In a meeting last week, Jendayi Frazer, the US assistant secretary of state for Africa, argued that the UN cannot afford to alienate the Rwandans when they are needed in Darfur and may play a role in a future UN mission in Somalia.

But others in the administration believe Karenzi should go. "There are many in the US government who think we should dump the guy," said one American official, who spoke on the condition of anonymity because he was not authorized to speak publicly. "But Assistant Secretary Jendayi Frazer has the final call."

Why dump him?

Is he NO LONGER USEFUL like Saddam (or Mugabe, or Charles Taylor) was?

"The message was, 'Listen to the Rwandans,' " the official said.

Zalmay Khalilzad, the US ambassador to the United Nations, has indicated that the US position was not monolithic but that he lacked instructions from Washington on how to proceed.

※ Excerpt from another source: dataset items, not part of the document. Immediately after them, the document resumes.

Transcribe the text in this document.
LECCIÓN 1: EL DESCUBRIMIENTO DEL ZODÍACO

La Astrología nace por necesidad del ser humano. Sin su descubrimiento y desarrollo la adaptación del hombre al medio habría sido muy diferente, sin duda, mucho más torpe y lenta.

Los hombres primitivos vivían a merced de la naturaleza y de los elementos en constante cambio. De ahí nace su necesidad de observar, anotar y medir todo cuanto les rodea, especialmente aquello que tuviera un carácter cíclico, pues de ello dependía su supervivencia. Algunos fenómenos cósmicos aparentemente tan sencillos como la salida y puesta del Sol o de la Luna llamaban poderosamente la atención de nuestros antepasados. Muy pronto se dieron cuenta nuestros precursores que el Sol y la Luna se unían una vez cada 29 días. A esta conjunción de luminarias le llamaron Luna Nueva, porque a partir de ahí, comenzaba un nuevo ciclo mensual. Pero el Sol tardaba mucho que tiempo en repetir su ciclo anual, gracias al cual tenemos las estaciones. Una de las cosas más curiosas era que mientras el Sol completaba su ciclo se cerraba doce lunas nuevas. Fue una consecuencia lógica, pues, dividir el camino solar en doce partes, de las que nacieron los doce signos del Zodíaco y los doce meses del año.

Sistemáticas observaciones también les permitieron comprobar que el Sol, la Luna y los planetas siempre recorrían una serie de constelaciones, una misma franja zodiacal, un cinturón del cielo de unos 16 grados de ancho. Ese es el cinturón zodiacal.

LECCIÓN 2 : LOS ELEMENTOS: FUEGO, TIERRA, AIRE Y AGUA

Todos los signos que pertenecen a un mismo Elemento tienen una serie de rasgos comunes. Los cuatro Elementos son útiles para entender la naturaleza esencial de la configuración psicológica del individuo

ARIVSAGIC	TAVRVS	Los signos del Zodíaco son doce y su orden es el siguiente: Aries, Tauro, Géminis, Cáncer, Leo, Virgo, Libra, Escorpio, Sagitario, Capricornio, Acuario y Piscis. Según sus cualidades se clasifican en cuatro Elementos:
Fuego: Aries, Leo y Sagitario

The controversy surrounding Karenzi comes as the United States struggles to press countries to commit more troops to the UN force in Darfur. Fewer than 10,000 peacekeepers are serving in a mission that was originally expected to include 26,000 troops.

When the world doesn't rise to the occasion, why must I be browbeat by Hollywood actors for inaction on the crisis, hmmm?

In 1994, Rwanda's Hutu extremists killed more than 800,000 ethnic Tutsis and moderate Hutus in a genocidal campaign that ended after the Tutsi rebel army, known as the Rwandan Patriotic Front, intervened and drove the Hutu-dominated government into eastern Congo. Karenzi, who played a key role in the rebel campaign, is considered a war hero in Rwanda for driving out the genocidal regime.

Then the west must have supported that crowd, no?

Strange how mass-murders become war heroes; does that happen everywhere, and not just in AmeriKa?

And the CONGO!

That is ONE HOLOCAUST you NEVER HEAR OF!!!!

A Spanish magistrate, D. Fernando Andreu Merelles, issued an indictment in February against 40 Rwandan officials, including Karenzi and Colonel Rugumya John Gacinya, Rwanda's military attache in Washington, for reprisal killings against Hutus in the years after the Patriotic Front seized power.